Function interpretability utilizing an attribution graph
The researchers used attribution graphs on Anthropic’s Claude 3.5 Haiku mannequin to check the way it behaves throughout completely different duties. Within the case of poem era, they found that the mannequin doesn’t simply generate the subsequent phrase. It engages in a type of planning, each ahead and backward. Earlier than producing a line, the mannequin identifies a number of potential rhyming or semantically applicable phrases to finish with, then works backward to craft a line that naturally results in that concentrate on. Surprisingly, the mannequin seems to carry a number of candidate finish phrases in thoughts concurrently, and it will probably restructure all the sentence based mostly on which one it finally chooses.

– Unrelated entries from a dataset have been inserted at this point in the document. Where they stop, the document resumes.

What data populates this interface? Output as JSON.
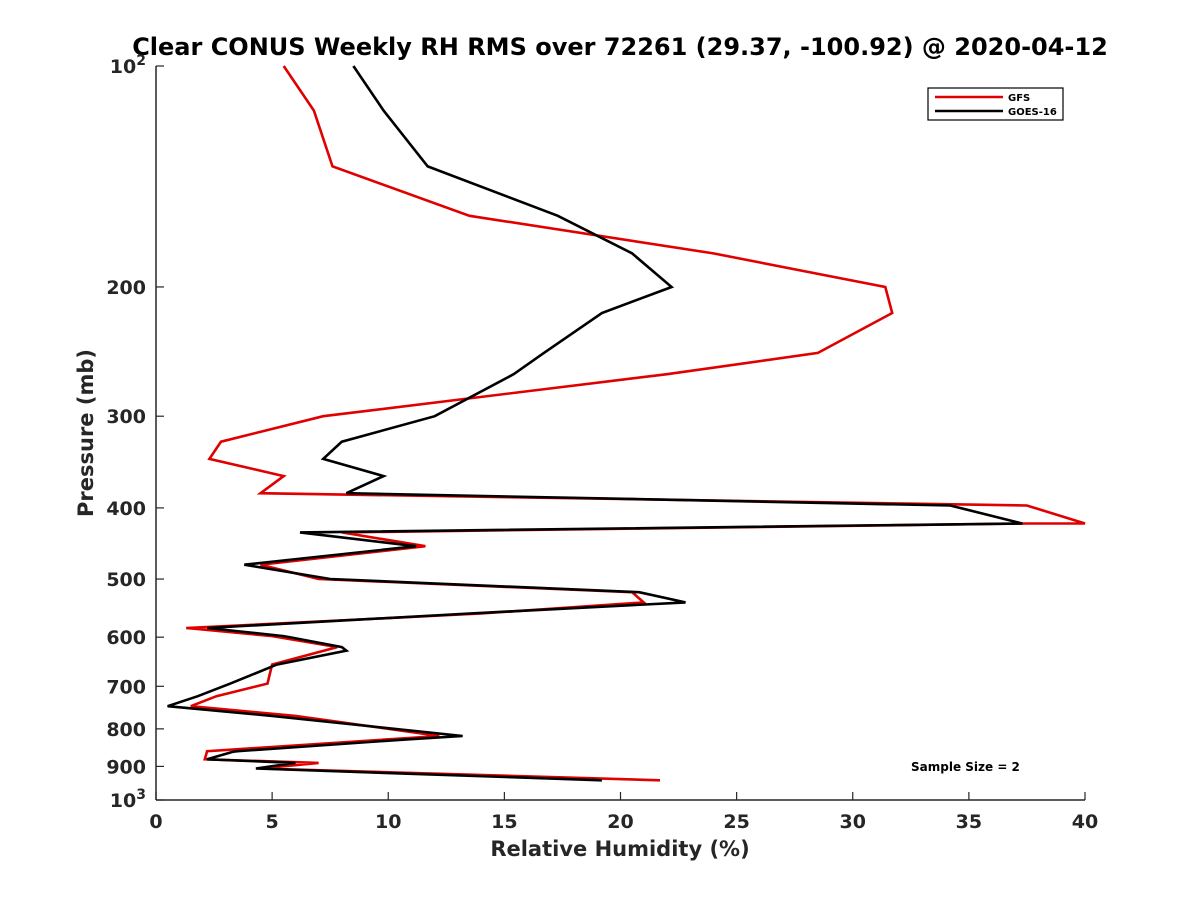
{
  "chart_data": {
    "type": "line",
    "title": "Clear CONUS Weekly RH RMS over 72261 (29.37, -100.92) @ 2020-04-12",
    "xlabel": "Relative Humidity (%)",
    "ylabel": "Pressure (mb)",
    "xlim": [
      0,
      40
    ],
    "ylim": [
      100,
      1000
    ],
    "y_scale": "log",
    "y_reversed": true,
    "grid": false,
    "legend_position": "top-right",
    "x_ticks": [
      "0",
      "5",
      "10",
      "15",
      "20",
      "25",
      "30",
      "35",
      "40"
    ],
    "y_ticks": [
      {
        "value": 100,
        "base": "10",
        "exp": "2"
      },
      {
        "value": 200,
        "label": "200"
      },
      {
        "value": 300,
        "label": "300"
      },
      {
        "value": 400,
        "label": "400"
      },
      {
        "value": 500,
        "label": "500"
      },
      {
        "value": 600,
        "label": "600"
      },
      {
        "value": 700,
        "label": "700"
      },
      {
        "value": 800,
        "label": "800"
      },
      {
        "value": 900,
        "label": "900"
      },
      {
        "value": 1000,
        "base": "10",
        "exp": "3"
      }
    ],
    "annotation": "Sample Size = 2",
    "series": [
      {
        "name": "GFS",
        "color": "#e00000",
        "points": [
          [
            5.5,
            100
          ],
          [
            6.8,
            115
          ],
          [
            7.6,
            137
          ],
          [
            13.5,
            160
          ],
          [
            24.0,
            180
          ],
          [
            31.4,
            200
          ],
          [
            31.7,
            217
          ],
          [
            28.5,
            246
          ],
          [
            22.0,
            263
          ],
          [
            7.2,
            300
          ],
          [
            2.8,
            325
          ],
          [
            2.3,
            343
          ],
          [
            5.5,
            362
          ],
          [
            4.5,
            382
          ],
          [
            37.5,
            397
          ],
          [
            40.0,
            420
          ],
          [
            37.5,
            420
          ],
          [
            8.0,
            432
          ],
          [
            11.6,
            451
          ],
          [
            4.5,
            478
          ],
          [
            7.0,
            500
          ],
          [
            20.5,
            521
          ],
          [
            21.0,
            538
          ],
          [
            14.0,
            557
          ],
          [
            1.3,
            583
          ],
          [
            5.0,
            598
          ],
          [
            7.8,
            619
          ],
          [
            5.0,
            654
          ],
          [
            4.8,
            694
          ],
          [
            2.6,
            722
          ],
          [
            1.5,
            745
          ],
          [
            6.0,
            768
          ],
          [
            12.2,
            818
          ],
          [
            2.2,
            858
          ],
          [
            2.1,
            880
          ],
          [
            7.0,
            890
          ],
          [
            4.5,
            906
          ],
          [
            21.7,
            940
          ]
        ]
      },
      {
        "name": "GOES-16",
        "color": "#000000",
        "points": [
          [
            8.5,
            100
          ],
          [
            9.8,
            115
          ],
          [
            11.7,
            137
          ],
          [
            17.3,
            160
          ],
          [
            20.5,
            180
          ],
          [
            22.2,
            200
          ],
          [
            19.2,
            217
          ],
          [
            16.7,
            246
          ],
          [
            15.4,
            263
          ],
          [
            12.0,
            300
          ],
          [
            8.0,
            325
          ],
          [
            7.2,
            343
          ],
          [
            9.8,
            362
          ],
          [
            8.2,
            382
          ],
          [
            34.2,
            397
          ],
          [
            37.3,
            420
          ],
          [
            6.2,
            432
          ],
          [
            11.2,
            451
          ],
          [
            3.8,
            478
          ],
          [
            7.5,
            500
          ],
          [
            20.8,
            521
          ],
          [
            22.8,
            538
          ],
          [
            13.5,
            557
          ],
          [
            2.2,
            583
          ],
          [
            5.5,
            598
          ],
          [
            8.0,
            619
          ],
          [
            8.2,
            626
          ],
          [
            5.2,
            654
          ],
          [
            3.2,
            694
          ],
          [
            1.8,
            722
          ],
          [
            0.5,
            745
          ],
          [
            5.0,
            768
          ],
          [
            13.2,
            818
          ],
          [
            10.8,
            827
          ],
          [
            3.5,
            858
          ],
          [
            3.3,
            860
          ],
          [
            2.2,
            880
          ],
          [
            6.0,
            890
          ],
          [
            4.3,
            906
          ],
          [
            19.2,
            940
          ]
        ]
      }
    ]
  }
}
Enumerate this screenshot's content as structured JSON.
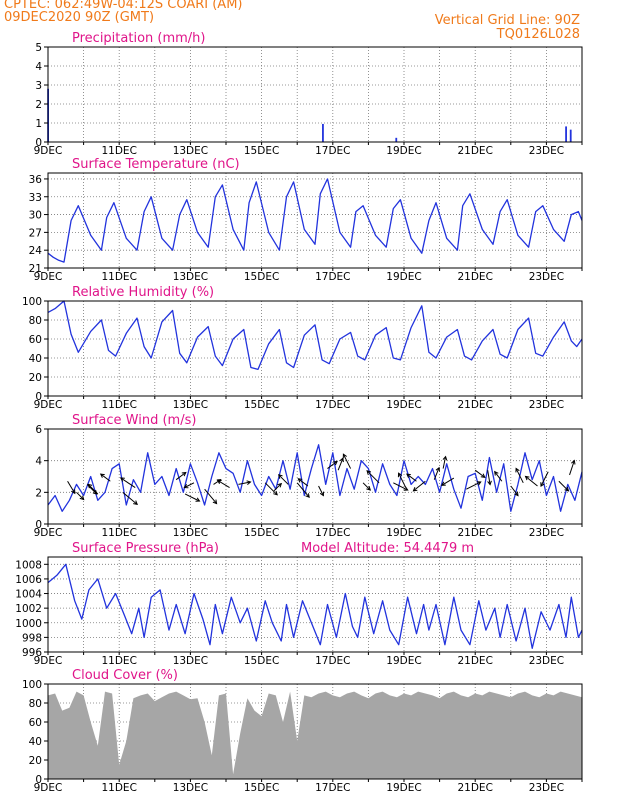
{
  "header": {
    "left_line1": "CPTEC:   062:49W-04:12S   COARI (AM)",
    "left_line2": "09DEC2020 90Z (GMT)",
    "right_line1": "Vertical Grid Line: 90Z",
    "right_line2": "TQ0126L028"
  },
  "x_ticks": [
    "9DEC",
    "11DEC",
    "13DEC",
    "15DEC",
    "17DEC",
    "19DEC",
    "21DEC",
    "23DEC"
  ],
  "x_day_start": 9,
  "x_day_end": 24,
  "colors": {
    "header": "#f07a1a",
    "title": "#e0158a",
    "line": "#2233dd",
    "cloud": "#a6a6a6",
    "wind": "#000000"
  },
  "chart_data": [
    {
      "type": "bar",
      "title": "Precipitation (mm/h)",
      "ylim": [
        0,
        5
      ],
      "yticks": [
        0,
        1,
        2,
        3,
        4,
        5
      ],
      "x": [
        9.0,
        16.72,
        18.78,
        23.55,
        23.68
      ],
      "values": [
        2.8,
        0.95,
        0.22,
        0.82,
        0.65
      ]
    },
    {
      "type": "line",
      "title": "Surface Temperature (nC)",
      "ylim": [
        21,
        37
      ],
      "yticks": [
        21,
        24,
        27,
        30,
        33,
        36
      ],
      "x": [
        9.0,
        9.15,
        9.3,
        9.45,
        9.65,
        9.85,
        10.2,
        10.5,
        10.65,
        10.85,
        11.2,
        11.5,
        11.7,
        11.9,
        12.2,
        12.5,
        12.7,
        12.9,
        13.2,
        13.5,
        13.7,
        13.9,
        14.2,
        14.5,
        14.65,
        14.85,
        15.2,
        15.5,
        15.7,
        15.9,
        16.2,
        16.5,
        16.65,
        16.85,
        17.2,
        17.5,
        17.65,
        17.85,
        18.2,
        18.5,
        18.7,
        18.9,
        19.2,
        19.5,
        19.7,
        19.9,
        20.2,
        20.5,
        20.65,
        20.85,
        21.2,
        21.5,
        21.7,
        21.9,
        22.2,
        22.5,
        22.7,
        22.9,
        23.2,
        23.5,
        23.7,
        23.9,
        24.0
      ],
      "values": [
        23.5,
        22.8,
        22.3,
        22.0,
        29.0,
        31.5,
        26.5,
        24.0,
        29.5,
        32.0,
        26.0,
        24.0,
        30.5,
        33.0,
        26.0,
        24.0,
        30.0,
        32.5,
        27.0,
        24.5,
        33.0,
        35.0,
        27.5,
        24.0,
        32.0,
        35.5,
        27.0,
        24.0,
        33.0,
        35.5,
        27.5,
        25.0,
        33.5,
        36.0,
        27.0,
        24.5,
        30.5,
        31.5,
        26.5,
        24.5,
        31.0,
        32.5,
        26.0,
        23.5,
        29.0,
        32.0,
        26.0,
        24.0,
        31.5,
        33.5,
        27.5,
        25.0,
        30.5,
        32.5,
        26.5,
        24.5,
        30.5,
        31.5,
        27.5,
        25.5,
        30.0,
        30.5,
        29.0
      ]
    },
    {
      "type": "line",
      "title": "Relative Humidity (%)",
      "ylim": [
        0,
        100
      ],
      "yticks": [
        0,
        20,
        40,
        60,
        80,
        100
      ],
      "x": [
        9.0,
        9.2,
        9.45,
        9.65,
        9.85,
        10.2,
        10.5,
        10.7,
        10.9,
        11.2,
        11.5,
        11.7,
        11.9,
        12.2,
        12.5,
        12.7,
        12.9,
        13.2,
        13.5,
        13.7,
        13.9,
        14.2,
        14.5,
        14.7,
        14.9,
        15.2,
        15.5,
        15.7,
        15.9,
        16.2,
        16.5,
        16.7,
        16.9,
        17.2,
        17.5,
        17.7,
        17.9,
        18.2,
        18.5,
        18.7,
        18.9,
        19.2,
        19.5,
        19.7,
        19.9,
        20.2,
        20.5,
        20.7,
        20.9,
        21.2,
        21.5,
        21.7,
        21.9,
        22.2,
        22.5,
        22.7,
        22.9,
        23.2,
        23.5,
        23.7,
        23.85,
        24.0
      ],
      "values": [
        88,
        92,
        100,
        65,
        46,
        68,
        80,
        48,
        42,
        66,
        82,
        52,
        40,
        78,
        90,
        45,
        35,
        62,
        73,
        42,
        32,
        60,
        70,
        30,
        28,
        55,
        70,
        35,
        30,
        64,
        75,
        38,
        34,
        60,
        67,
        42,
        38,
        64,
        72,
        40,
        38,
        72,
        95,
        46,
        40,
        62,
        70,
        42,
        38,
        58,
        70,
        44,
        40,
        70,
        82,
        45,
        42,
        62,
        78,
        58,
        52,
        60
      ]
    },
    {
      "type": "line",
      "title": "Surface Wind (m/s)",
      "ylim": [
        0,
        6
      ],
      "yticks": [
        0,
        2,
        4,
        6
      ],
      "x": [
        9.0,
        9.2,
        9.4,
        9.6,
        9.8,
        10.0,
        10.2,
        10.4,
        10.6,
        10.8,
        11.0,
        11.2,
        11.4,
        11.6,
        11.8,
        12.0,
        12.2,
        12.4,
        12.6,
        12.8,
        13.0,
        13.2,
        13.4,
        13.6,
        13.8,
        14.0,
        14.2,
        14.4,
        14.6,
        14.8,
        15.0,
        15.2,
        15.4,
        15.6,
        15.8,
        16.0,
        16.2,
        16.4,
        16.6,
        16.8,
        17.0,
        17.2,
        17.4,
        17.6,
        17.8,
        18.0,
        18.2,
        18.4,
        18.6,
        18.8,
        19.0,
        19.2,
        19.4,
        19.6,
        19.8,
        20.0,
        20.2,
        20.4,
        20.6,
        20.8,
        21.0,
        21.2,
        21.4,
        21.6,
        21.8,
        22.0,
        22.2,
        22.4,
        22.6,
        22.8,
        23.0,
        23.2,
        23.4,
        23.6,
        23.8,
        24.0
      ],
      "values": [
        1.2,
        1.8,
        0.8,
        1.5,
        2.5,
        1.8,
        3.0,
        1.5,
        2.0,
        3.5,
        3.8,
        1.2,
        2.8,
        2.0,
        4.5,
        2.5,
        3.0,
        1.8,
        3.5,
        2.0,
        3.8,
        2.6,
        1.2,
        3.0,
        4.5,
        3.5,
        3.2,
        2.0,
        4.0,
        2.5,
        1.8,
        3.0,
        2.2,
        4.0,
        2.2,
        4.5,
        1.8,
        3.5,
        5.0,
        2.5,
        4.5,
        1.8,
        3.5,
        2.2,
        4.0,
        3.5,
        2.0,
        3.8,
        2.5,
        1.8,
        4.0,
        2.5,
        3.0,
        2.5,
        3.5,
        2.0,
        3.8,
        2.2,
        1.0,
        3.0,
        3.2,
        1.5,
        4.2,
        2.0,
        3.8,
        0.8,
        2.5,
        4.5,
        2.8,
        4.0,
        1.8,
        3.0,
        0.8,
        2.5,
        1.5,
        3.3
      ]
    },
    {
      "type": "line",
      "title": "Surface Pressure (hPa)",
      "annotation": "Model Altitude: 54.4479 m",
      "ylim": [
        996,
        1009
      ],
      "yticks": [
        996,
        998,
        1000,
        1002,
        1004,
        1006,
        1008
      ],
      "x": [
        9.0,
        9.25,
        9.5,
        9.75,
        9.95,
        10.15,
        10.4,
        10.65,
        10.9,
        11.15,
        11.35,
        11.55,
        11.7,
        11.9,
        12.15,
        12.4,
        12.6,
        12.85,
        13.1,
        13.35,
        13.55,
        13.7,
        13.9,
        14.15,
        14.4,
        14.6,
        14.85,
        15.1,
        15.3,
        15.55,
        15.7,
        15.9,
        16.15,
        16.4,
        16.65,
        16.85,
        17.1,
        17.35,
        17.55,
        17.7,
        17.9,
        18.15,
        18.4,
        18.6,
        18.85,
        19.1,
        19.35,
        19.55,
        19.7,
        19.9,
        20.15,
        20.4,
        20.6,
        20.85,
        21.1,
        21.3,
        21.55,
        21.7,
        21.9,
        22.15,
        22.4,
        22.6,
        22.85,
        23.1,
        23.35,
        23.55,
        23.7,
        23.9,
        24.0
      ],
      "values": [
        1005.5,
        1006.5,
        1008.0,
        1003.0,
        1000.5,
        1004.5,
        1006.0,
        1002.0,
        1004.0,
        1001.0,
        998.5,
        1002.0,
        998.0,
        1003.5,
        1004.5,
        999.0,
        1002.5,
        998.5,
        1004.0,
        1000.5,
        997.0,
        1002.5,
        998.5,
        1003.5,
        1000.0,
        1002.0,
        997.5,
        1003.0,
        1000.0,
        997.5,
        1002.5,
        998.0,
        1003.0,
        1000.0,
        997.0,
        1002.5,
        998.0,
        1004.0,
        999.5,
        998.0,
        1003.5,
        998.5,
        1003.0,
        999.0,
        997.0,
        1003.5,
        998.5,
        1002.5,
        999.0,
        1002.5,
        997.0,
        1003.5,
        999.0,
        997.0,
        1003.0,
        999.0,
        1002.0,
        998.0,
        1002.5,
        997.5,
        1002.0,
        996.5,
        1001.5,
        999.0,
        1002.5,
        998.0,
        1003.5,
        998.0,
        999.0
      ]
    },
    {
      "type": "area",
      "title": "Cloud Cover (%)",
      "ylim": [
        0,
        100
      ],
      "yticks": [
        0,
        20,
        40,
        60,
        80,
        100
      ],
      "x": [
        9.0,
        9.2,
        9.4,
        9.6,
        9.8,
        10.0,
        10.2,
        10.4,
        10.6,
        10.8,
        11.0,
        11.2,
        11.4,
        11.6,
        11.8,
        12.0,
        12.2,
        12.4,
        12.6,
        12.8,
        13.0,
        13.2,
        13.4,
        13.6,
        13.8,
        14.0,
        14.2,
        14.4,
        14.6,
        14.8,
        15.0,
        15.2,
        15.4,
        15.6,
        15.8,
        16.0,
        16.2,
        16.4,
        16.6,
        16.8,
        17.0,
        17.2,
        17.4,
        17.6,
        17.8,
        18.0,
        18.2,
        18.4,
        18.6,
        18.8,
        19.0,
        19.2,
        19.4,
        19.6,
        19.8,
        20.0,
        20.2,
        20.4,
        20.6,
        20.8,
        21.0,
        21.2,
        21.4,
        21.6,
        21.8,
        22.0,
        22.2,
        22.4,
        22.6,
        22.8,
        23.0,
        23.2,
        23.4,
        23.6,
        23.8,
        24.0
      ],
      "values": [
        88,
        90,
        72,
        75,
        92,
        88,
        60,
        35,
        92,
        90,
        15,
        40,
        85,
        88,
        90,
        82,
        86,
        90,
        92,
        88,
        84,
        85,
        60,
        25,
        88,
        90,
        5,
        48,
        85,
        72,
        66,
        90,
        88,
        60,
        92,
        40,
        88,
        86,
        90,
        92,
        88,
        86,
        90,
        92,
        88,
        85,
        90,
        92,
        88,
        86,
        90,
        88,
        92,
        90,
        88,
        85,
        90,
        92,
        88,
        86,
        90,
        88,
        92,
        90,
        88,
        86,
        90,
        92,
        88,
        86,
        90,
        88,
        92,
        90,
        88,
        86
      ]
    }
  ],
  "wind_arrows": {
    "x": [
      9.55,
      9.8,
      10.1,
      10.4,
      10.75,
      11.1,
      11.45,
      12.6,
      12.85,
      13.1,
      13.4,
      13.65,
      14.1,
      14.35,
      15.1,
      15.35,
      15.75,
      16.0,
      16.3,
      16.6,
      16.85,
      17.15,
      17.5,
      17.85,
      18.3,
      18.7,
      19.05,
      19.35,
      19.6,
      19.85,
      20.1,
      20.4,
      20.75,
      21.0,
      21.35,
      21.75,
      22.0,
      22.35,
      22.75,
      23.05,
      23.35,
      23.65
    ],
    "y": [
      2.7,
      2.0,
      2.5,
      1.9,
      2.7,
      2.0,
      2.3,
      2.8,
      1.9,
      2.6,
      2.2,
      2.5,
      2.3,
      2.5,
      2.6,
      2.1,
      2.5,
      2.6,
      2.4,
      2.4,
      3.5,
      3.4,
      3.5,
      2.6,
      2.6,
      2.6,
      2.3,
      2.7,
      2.7,
      2.8,
      3.5,
      2.9,
      2.2,
      3.4,
      3.4,
      2.7,
      2.4,
      2.6,
      2.4,
      3.3,
      2.7,
      3.1
    ],
    "u": [
      3,
      3,
      4,
      -4,
      -4,
      6,
      -6,
      4,
      6,
      -4,
      5,
      3,
      -5,
      5,
      5,
      3,
      -4,
      5,
      -4,
      2,
      4,
      2,
      -3,
      3,
      -5,
      6,
      -3,
      -4,
      -5,
      2,
      1,
      -5,
      6,
      4,
      1,
      -3,
      3,
      -3,
      -5,
      -3,
      4,
      2
    ],
    "v": [
      -5,
      -3,
      -4,
      4,
      3,
      -5,
      4,
      3,
      -3,
      -2,
      -6,
      2,
      3,
      1,
      -5,
      3,
      4,
      -6,
      3,
      -4,
      3,
      5,
      6,
      -3,
      5,
      -3,
      6,
      3,
      -4,
      5,
      5,
      -3,
      3,
      -3,
      -6,
      4,
      -4,
      6,
      4,
      -6,
      -4,
      6
    ]
  }
}
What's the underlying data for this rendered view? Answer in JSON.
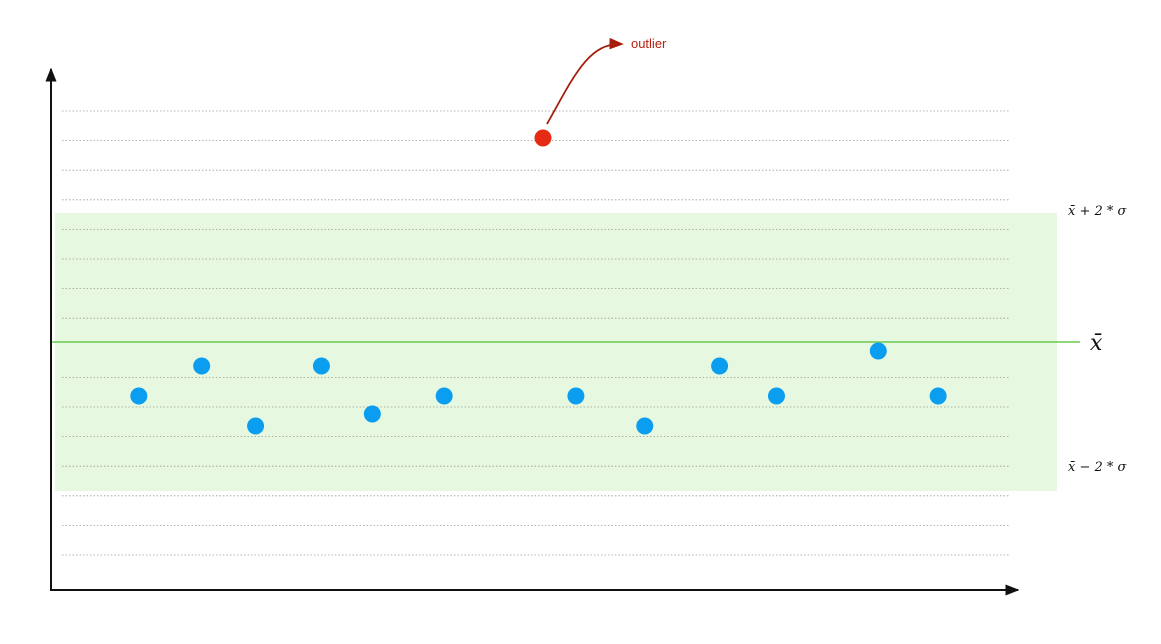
{
  "chart_data": {
    "type": "scatter",
    "title": "",
    "xlabel": "",
    "ylabel": "",
    "xlim": [
      0,
      16
    ],
    "ylim": [
      -4,
      4
    ],
    "mean": 0,
    "sigma": 1,
    "band": [
      -2,
      2
    ],
    "grid": "horizontal-dotted",
    "series": [
      {
        "points": [
          {
            "x": 1.45,
            "y": -0.9
          },
          {
            "x": 2.5,
            "y": -0.4
          },
          {
            "x": 3.4,
            "y": -1.4
          },
          {
            "x": 4.5,
            "y": -0.4
          },
          {
            "x": 5.35,
            "y": -1.2
          },
          {
            "x": 6.55,
            "y": -0.9
          },
          {
            "x": 8.75,
            "y": -0.9
          },
          {
            "x": 9.9,
            "y": -1.4
          },
          {
            "x": 11.15,
            "y": -0.4
          },
          {
            "x": 12.1,
            "y": -0.9
          },
          {
            "x": 13.8,
            "y": -0.15
          },
          {
            "x": 14.8,
            "y": -0.9
          }
        ]
      },
      {
        "points": [
          {
            "x": 8.2,
            "y": 3.4
          }
        ]
      }
    ],
    "annotations": {
      "mean_label": "x̄",
      "upper_label": "x̄ + 2 * σ",
      "lower_label": "x̄ − 2 * σ",
      "outlier_label": "outlier"
    }
  },
  "colors": {
    "normal_point": "#0a9df0",
    "outlier_point": "#e52b14",
    "band_fill": "#e6f8e0",
    "mean_line": "#6cc94f",
    "grid": "#9a9a9a",
    "axis": "#111111",
    "arrow": "#a51d0b"
  }
}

This system affords a transparent, mechanistic view of how language fashions generate structured, inventive textual content. This can be a important milestone for the AI neighborhood. As we develop more and more highly effective fashions, the power to hint and perceive their inner planning and execution might be important for guaranteeing alignment, security, and belief in AI techniques.
Limitations of the present strategy
Attribution graphs provide a method to hint mannequin conduct for a single enter, however they don’t but present a dependable technique for understanding world circuits or the constant mechanisms a mannequin makes use of throughout many examples. This evaluation depends on changing MLP computations with transcoders, however it’s nonetheless unclear whether or not these transcoders actually replicate the unique mechanisms or just approximate the outputs. Moreover, the present strategy highlights solely energetic options, however inactive or inhibitory ones may be simply as essential for understanding the mannequin’s conduct.
Conclusion
Circuit tracing by way of attribution graph is an early however essential step towards understanding how language fashions work internally. Whereas this strategy nonetheless has an extended method to go, the introduction of circuit tracing marks a serious milestone on the trail to true interpretability.